I am implementing fast-rcnn(base on VGG16) by PyTorch. And my graphic card is GTX1060(6G version).
During the training stage, the program always crash(out of memory) after several epochs training.
But the strange part is, sometimes after 100~200 epochs, the error will occur, while sometimes only after 5~10 epochs.
I use the max_memory_allocated
to show the memory usage, the memory usage keeps about 4000M in each epoch. Since the memory usage remain constant before the OOM occurs, I think there may be not memory leak. And the nvidia-smi’s result is approximate 5600M. But suddenly, the crash occurs.
Here’s the training part code.
for epoch in range(num_epochs):
scheduler.step()
tensor, origin_image, boxes, labels = next(dataiter)
optimizer.zero_grad()
rois, roi_indices = proposal_generator(origin_image)
# since only support one image per epoch
boxes = boxes[0]
labels = labels[0]
sample_rois, gt_roi_loc, gt_roi_label = proposal_target_creator(rois, boxes, labels)
n_sample = sample_rois.size(0)
roi_indices = torch.zeros(n_sample, dtype=torch.int)
tensor = tensor.to(device)
sample_rois = sample_rois.to(device)
gt_roi_loc = gt_roi_loc.to(device)
roi_indices = roi_indices.to(device)
gt_roi_label = gt_roi_label.to(device)
roi_cls_loc, roi_scores = model(tensor, sample_rois, roi_indices)
gt_roi_label = gt_roi_label.long()
class_loss = class_criterion(roi_scores, gt_roi_label)
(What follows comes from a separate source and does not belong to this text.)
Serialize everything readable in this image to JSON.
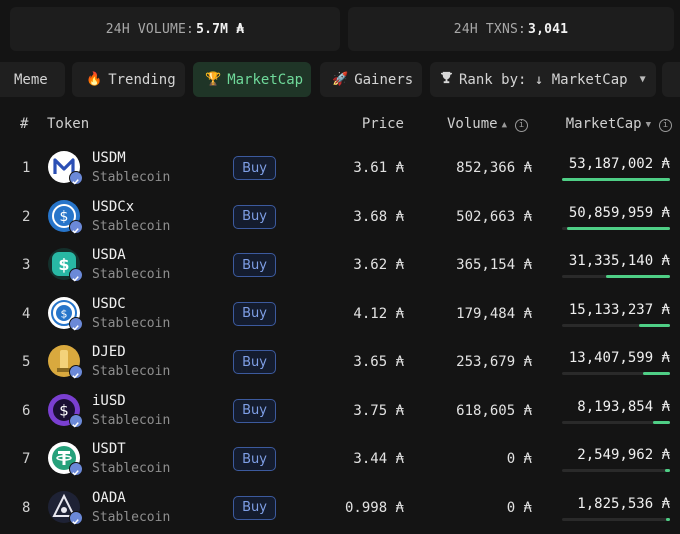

regression_loss = loc_loss(bbox_regression_criterion, n_sample,
roi_cls_loc, gt_roi_loc, gt_roi_label)
loss = class_loss + regression_loss
loss.backward()
print(torch.cuda.max_memory_allocated() / (1024 * 1024))
running_loss += loss.item()
print(epoch)
if epoch % 100 == 0:
print('[%d] loss: %.3f' %
(epoch, running_loss / 100))
running_loss = 0.
optimizer.step()
Update:
Here’s another question, i use the max_memory_allocated
to print the memory usage before training start, its result is approximate 500M, which is close to VGG’s parameters occupation. However, after the first epoch, it suddenly rise up to 3500M, and then stably keeps at 4000M after several epochs. I calculate the size of tensor
, sample_rois
, roi_indices
and gt_roi_label
, the sum is only about 10M. So why does the memory usage rise up so high?